Vorschlagsliste für Provider
Seit dem 11. September haben Bundesbehörden in den USA ihre Ausgaben für Informationstechnologie um 64 Prozent auf 4,5 Milliarden Dollar im Fiskaljahr erhöht. Während Software-Firmen wie Microsoft und Oracle verstärkt versuchen, sich bei der Abwehr von Cyber-Angriffen als Partner der Regierung zu betätigen, unternehmen US-Telekommunikationskonzerne vor allem auf Grund ihrer derzeitigen Finanznöte weniger intensive Anstrengungen.

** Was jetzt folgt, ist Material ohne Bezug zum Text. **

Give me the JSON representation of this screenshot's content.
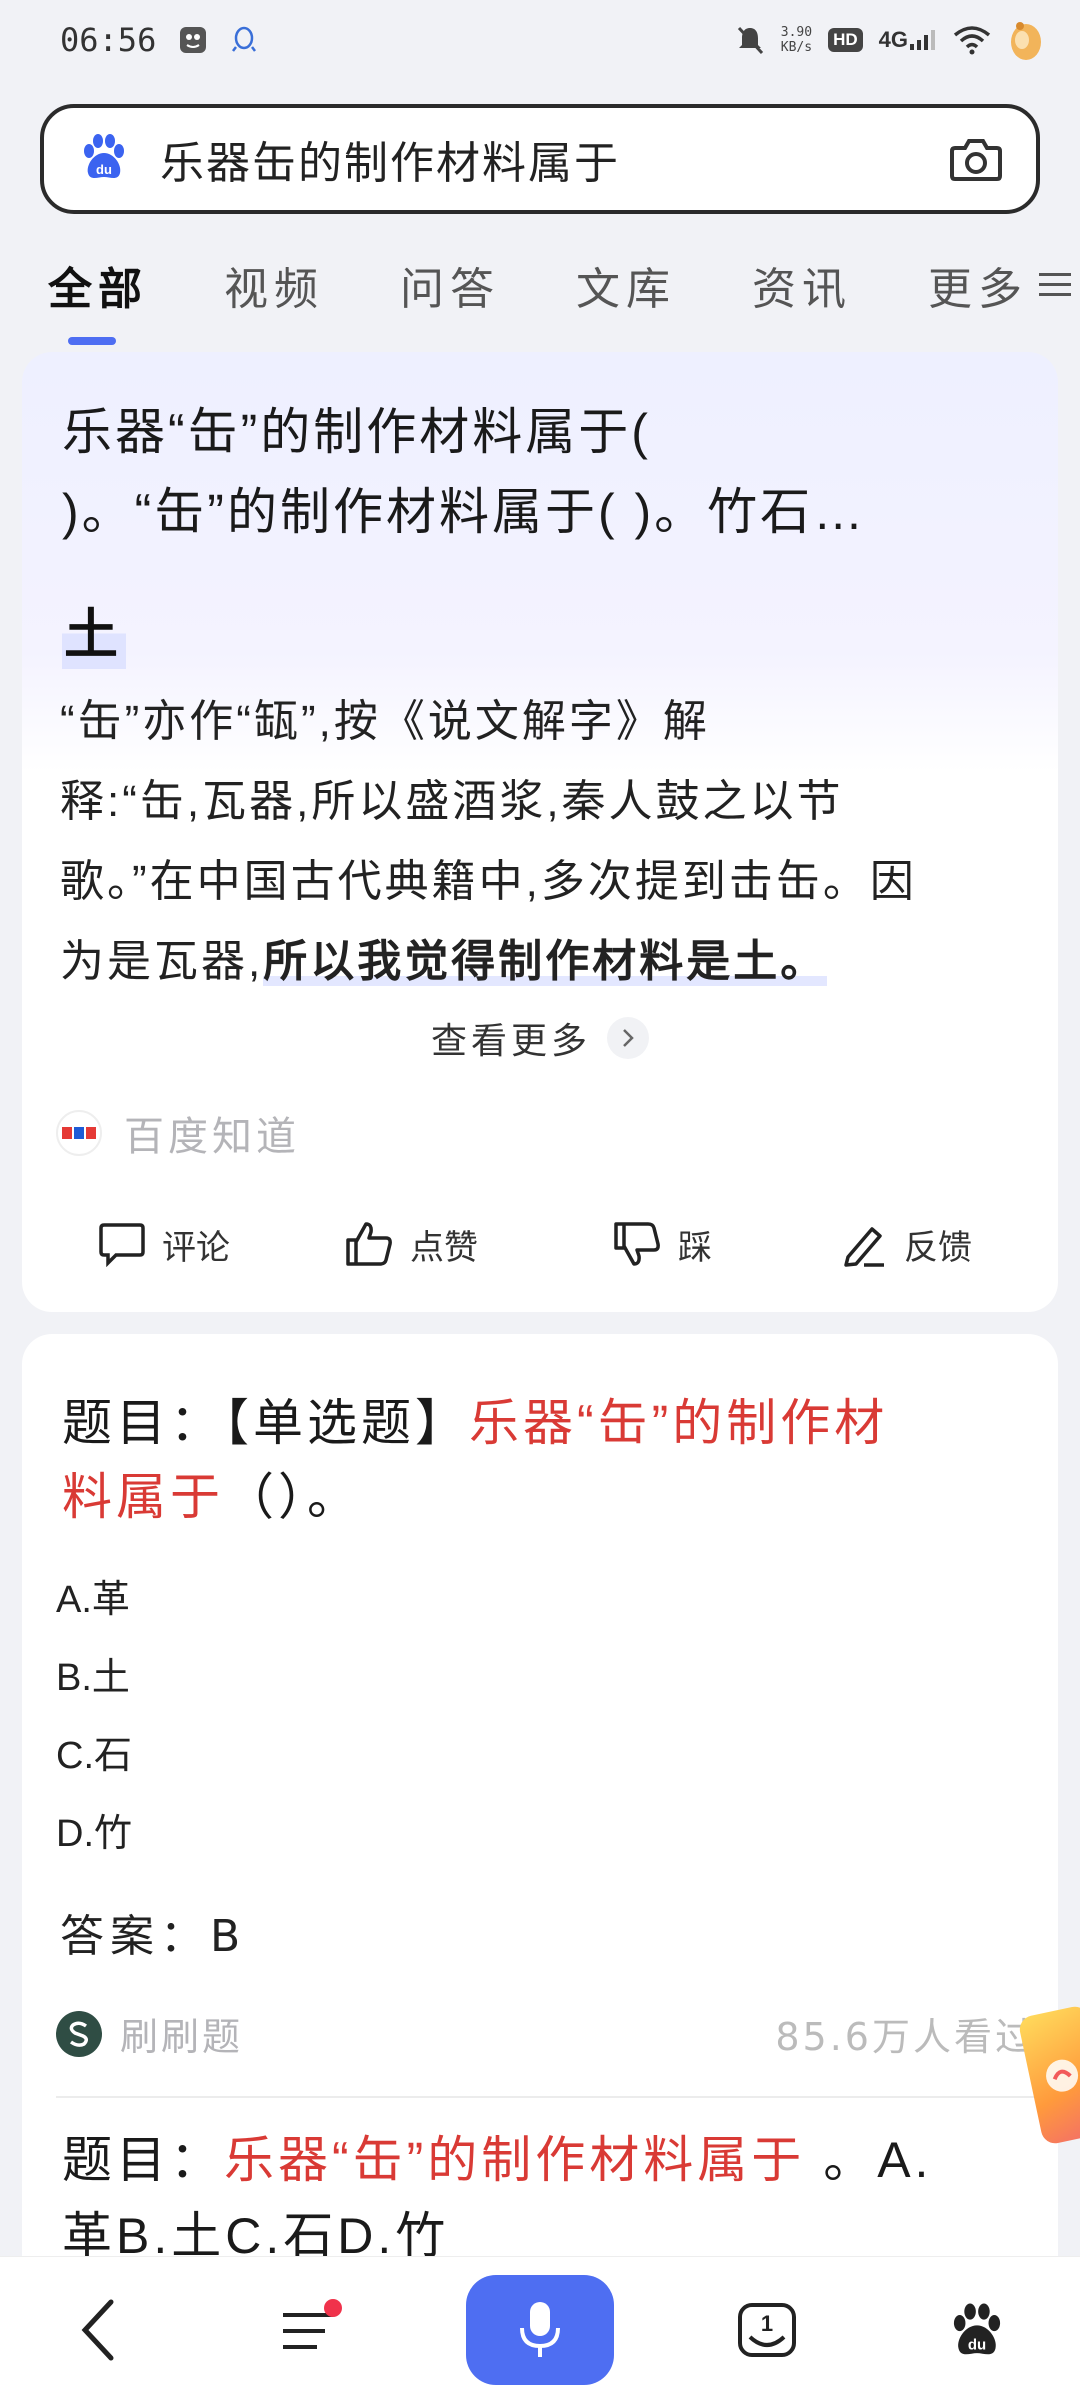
{
  "status_bar": {
    "time": "06:56",
    "net_speed_value": "3.90",
    "net_speed_unit": "KB/s",
    "hd_badge": "HD",
    "network": "4G"
  },
  "search": {
    "query": "乐器缶的制作材料属于"
  },
  "tabs": [
    {
      "label": "全部",
      "active": true
    },
    {
      "label": "视频",
      "active": false
    },
    {
      "label": "问答",
      "active": false
    },
    {
      "label": "文库",
      "active": false
    },
    {
      "label": "资讯",
      "active": false
    },
    {
      "label": "更多",
      "active": false
    }
  ],
  "card1": {
    "title_line1": "乐器“缶”的制作材料属于(",
    "title_line2": ")。“缶”的制作材料属于( )。竹石…",
    "answer": "土",
    "body_lines": [
      "“缶”亦作“缻”,按《说文解字》解",
      "释:“缶,瓦器,所以盛酒浆,秦人鼓之以节",
      "歌。”在中国古代典籍中,多次提到击缶。因"
    ],
    "body_line4_plain": "为是瓦器,",
    "body_line4_highlight": "所以我觉得制作材料是土。",
    "see_more": "查看更多",
    "source": "百度知道",
    "actions": {
      "comment": "评论",
      "like": "点赞",
      "dislike": "踩",
      "feedback": "反馈"
    }
  },
  "card2": {
    "q_prefix": "题目：【单选题】",
    "q_red": "乐器“缶”的制作材",
    "q_red2": "料属于",
    "q_suffix": "（）。",
    "options": [
      "A.革",
      "B.土",
      "C.石",
      "D.竹"
    ],
    "answer": "答案：B",
    "source": "刷刷题",
    "views": "85.6万人看过",
    "q2_prefix": "题目：",
    "q2_red": "乐器“缶”的制作材料属于",
    "q2_suffix": " 。A.",
    "q2_line2": "革B.土C.石D.竹"
  },
  "colors": {
    "accent": "#4e6ef2",
    "highlight_red": "#d93a35",
    "notification_dot": "#f0324b"
  }
}
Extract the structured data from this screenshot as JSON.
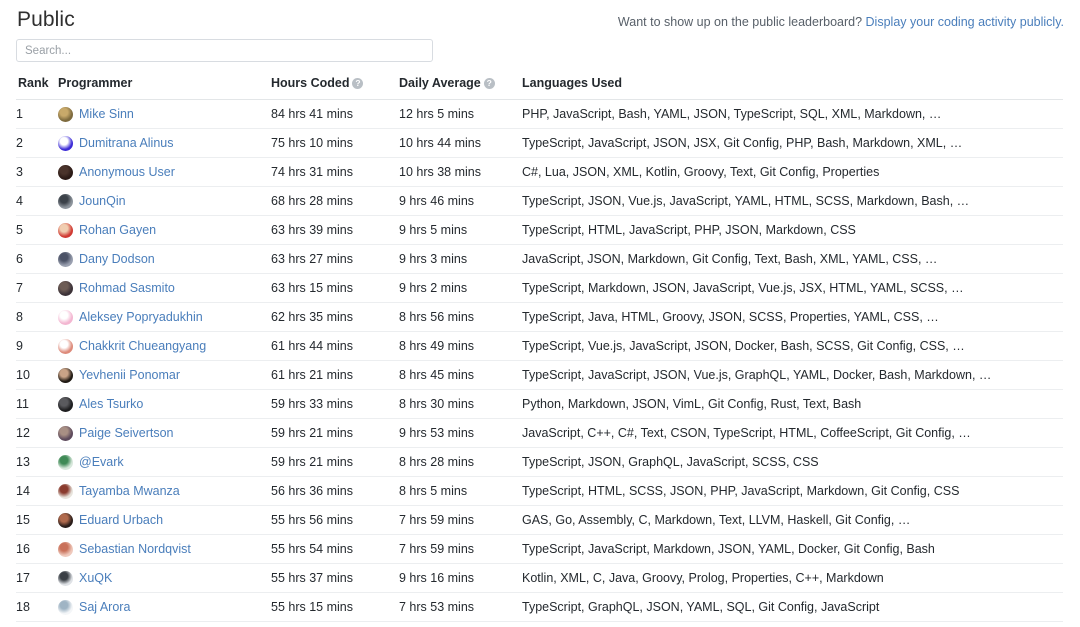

Weniger detailreich schilderte Clarke, wie mögliche Abwehrmaßnahmen und ein eigener Cyber-Angriff durch die USA aussehen könnten. Nach dem Krieg gegen Serbien haben die Vereinigten Staaten zwar eingeräumt, serbische Computernetze aktiv gestört zu haben. Insgesamt wolle man sich in einem Cyber-Krieg aber eher defensiv verhalten, so Clarke. So werde man vermutlich vorschlagen, für sicherheitsrelevante Computer vom Internet zu trennen oder sie an ein bloß regierungsinternes Netz anzuschließen. Zugleich werde man Internet-Providern vorschlagen, häufiger als bisher Datenströme durch Firewalls zu schützen.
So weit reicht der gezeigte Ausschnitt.